Singing in labour is sacred. In the middle of a contraction, without warning, the note rises out of the woman. She sings to the baby, to herself, to all women. Her song can connect her to both the earth and the sky.
This past week, without planning, each woman has found her voice in labour, grabbed onto the edge of a note, and used it to take her through to the end of the contraction.
On Monday...we might not have heard her sing aloud in labour, but my first client this week drew power from the Dixie Chicks and others, by candlelight...
Then, on Wednesday, came Hushabye Mountain... "The winds of night so softly are sighing/soon they will fly your troubles to sea." She was in the shower, and the pure notes merged with the sound of the water. A nurse walked into the darkened room where I was sitting, and she stopped, stood still, and listened....then walked away. The tune found a reprise when she was pushing.
On Saturday, a woman hummed a secret tune while in the birthing pool...then continued to tone "aaahhh...oohhhh..." while waiting for her long wanted baby.
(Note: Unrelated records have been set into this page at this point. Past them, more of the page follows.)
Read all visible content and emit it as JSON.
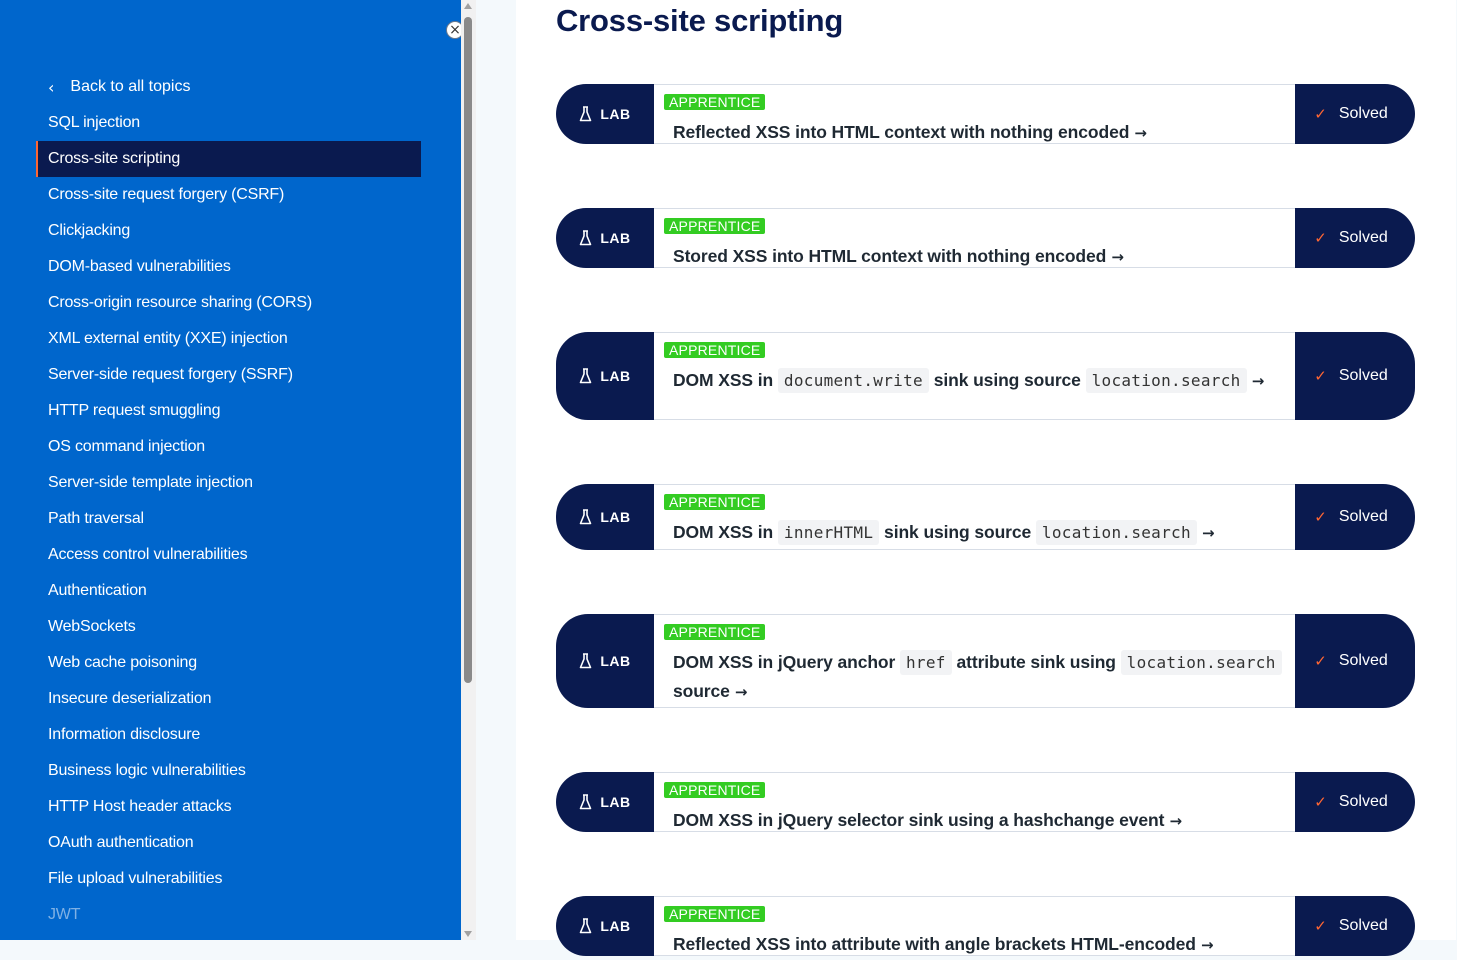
{
  "sidebar": {
    "close_icon": "×",
    "back_label": "Back to all topics",
    "items": [
      {
        "label": "SQL injection",
        "active": false
      },
      {
        "label": "Cross-site scripting",
        "active": true
      },
      {
        "label": "Cross-site request forgery (CSRF)",
        "active": false
      },
      {
        "label": "Clickjacking",
        "active": false
      },
      {
        "label": "DOM-based vulnerabilities",
        "active": false
      },
      {
        "label": "Cross-origin resource sharing (CORS)",
        "active": false
      },
      {
        "label": "XML external entity (XXE) injection",
        "active": false
      },
      {
        "label": "Server-side request forgery (SSRF)",
        "active": false
      },
      {
        "label": "HTTP request smuggling",
        "active": false
      },
      {
        "label": "OS command injection",
        "active": false
      },
      {
        "label": "Server-side template injection",
        "active": false
      },
      {
        "label": "Path traversal",
        "active": false
      },
      {
        "label": "Access control vulnerabilities",
        "active": false
      },
      {
        "label": "Authentication",
        "active": false
      },
      {
        "label": "WebSockets",
        "active": false
      },
      {
        "label": "Web cache poisoning",
        "active": false
      },
      {
        "label": "Insecure deserialization",
        "active": false
      },
      {
        "label": "Information disclosure",
        "active": false
      },
      {
        "label": "Business logic vulnerabilities",
        "active": false
      },
      {
        "label": "HTTP Host header attacks",
        "active": false
      },
      {
        "label": "OAuth authentication",
        "active": false
      },
      {
        "label": "File upload vulnerabilities",
        "active": false
      },
      {
        "label": "JWT",
        "active": false,
        "faded": true
      }
    ]
  },
  "main": {
    "title": "Cross-site scripting",
    "lab_label": "LAB",
    "solved_label": "Solved",
    "labs": [
      {
        "level": "APPRENTICE",
        "parts": [
          {
            "t": "Reflected XSS into HTML context with nothing encoded"
          }
        ]
      },
      {
        "level": "APPRENTICE",
        "parts": [
          {
            "t": "Stored XSS into HTML context with nothing encoded"
          }
        ]
      },
      {
        "level": "APPRENTICE",
        "parts": [
          {
            "t": "DOM XSS in "
          },
          {
            "c": "document.write"
          },
          {
            "t": " sink using source "
          },
          {
            "c": "location.search"
          }
        ]
      },
      {
        "level": "APPRENTICE",
        "parts": [
          {
            "t": "DOM XSS in "
          },
          {
            "c": "innerHTML"
          },
          {
            "t": " sink using source "
          },
          {
            "c": "location.search"
          }
        ]
      },
      {
        "level": "APPRENTICE",
        "parts": [
          {
            "t": "DOM XSS in jQuery anchor "
          },
          {
            "c": "href"
          },
          {
            "t": " attribute sink using "
          },
          {
            "c": "location.search"
          },
          {
            "t": " source"
          }
        ]
      },
      {
        "level": "APPRENTICE",
        "parts": [
          {
            "t": "DOM XSS in jQuery selector sink using a hashchange event"
          }
        ]
      },
      {
        "level": "APPRENTICE",
        "parts": [
          {
            "t": "Reflected XSS into attribute with angle brackets HTML-encoded"
          }
        ]
      }
    ]
  }
}
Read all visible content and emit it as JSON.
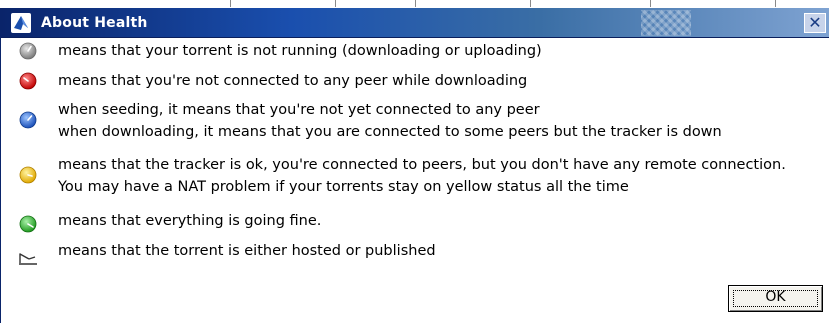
{
  "dialog": {
    "title": "About Health",
    "close_glyph": "✕"
  },
  "legend": [
    {
      "icon": "grey-status-icon",
      "color": "#8c8c8c",
      "lines": [
        "means that your torrent is not running (downloading or uploading)"
      ]
    },
    {
      "icon": "red-status-icon",
      "color": "#e02020",
      "lines": [
        "means that you're not connected to any peer while downloading"
      ]
    },
    {
      "icon": "blue-status-icon",
      "color": "#2f6fd6",
      "lines": [
        "when seeding, it means that you're not yet connected to any peer",
        "when downloading, it means that you are connected to some peers but the tracker is down"
      ]
    },
    {
      "icon": "yellow-status-icon",
      "color": "#f2cc1c",
      "lines": [
        "means that the tracker is ok, you're connected to peers, but you don't have any remote connection.",
        "You may have a NAT problem if your torrents stay on yellow status all the time"
      ]
    },
    {
      "icon": "green-status-icon",
      "color": "#2fb82f",
      "lines": [
        "means that everything is going fine."
      ]
    },
    {
      "icon": "hosted-published-icon",
      "color": "#444444",
      "lines": [
        "means that the torrent is either hosted or published"
      ]
    }
  ],
  "buttons": {
    "ok_label": "OK"
  }
}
Then, on Sunday, the humming and toning and singing grew until it became an amazing birth roar. The power of the roar helped her to soar crazily to the peak of transition, then shift into the bearing down. No longer confused, she grabbed onto that low note and dug deep into the earth to birth her baby. She laughed.
The women this week make me think of the other voices that I have heard in labour...and one in particular which remains sacred in my memory. Listen to Seemi sing the Suras. See her as I remember her, a sacred voice at home in the shower, in labour...the room steamy...me, a guardian, lying on the carpeted floor, drifting in and out of sleep.
Thank you to the women in labour who sing... - Jacquie Munro, Vancouver Doula
Jacquie Munro, founder of the "Slow Birth" movement, is an experienced doula and childbirth educator and is well-known for her individualized, intuitive approach to supporting families in the childbearing year and beyond. Since 1987, she has provided support at over one thousand births, at home and in hospital, and taught thousands of expectant parents. At home, Jacquie lives only a bike ride away from four generations of her family. You can usually find her at the park or beach, playing beside her twin grandsons who call her "Deecy".